Libero Grassi, titolare dell’impresa Sigma, è assassinato a due
passi dalla sua abitazione, per mano della mafia (l’esecutore materiale viene
riconosciuto più tardi in Salvatore Madonia) contro cui ha lottato fino alla
fine, rifiutandosi di pagare il pizzo e denunciando i suoi estorsori.
Il giorno dopo il Corriere della Sera pubblica
una lettera, dove accusa le associazioni di categoria di averlo lasciato solo
nella lotta al racket delle tangenti imposte a commercianti e
imprenditori.
Sposato e con due figli, Grassi era diventato un
riferimento della lotta alla mafia, in particolare dopo la lettera pubblicata
sul quotidiano Il Giornale di Sicilia, in cui affrontava con
determinazione gli aguzzini che, sotto la fittizia identità del “ragionier
Anzalone”, gli avevano chiesto un contributo di 50 milioni per i carcerati.
Lo stesso Grassi aveva contribuito all'arresto
dei suoi estorsori fornendo una descrizione dettagliata agli investigatori.

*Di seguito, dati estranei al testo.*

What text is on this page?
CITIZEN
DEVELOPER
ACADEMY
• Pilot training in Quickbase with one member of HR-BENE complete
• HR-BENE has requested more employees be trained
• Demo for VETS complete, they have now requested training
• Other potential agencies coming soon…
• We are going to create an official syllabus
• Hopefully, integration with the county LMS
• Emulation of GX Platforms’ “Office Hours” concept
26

Significative le parole dette nel corso di
un’intervista per Samarcanda di Michele Santoro: «Non
sono un pazzo, sono un imprenditore e non mi piace pagare. Rinuncerei alla mia
dignità. Non divido le mie scelte con i mafiosi».
Gli sarà unanimemente riconosciuto il merito di
aver dato vita alla lotta contro il pizzo, raccolta successivamente da numerose
associazioni antiracket ispiratesi alla sua figura.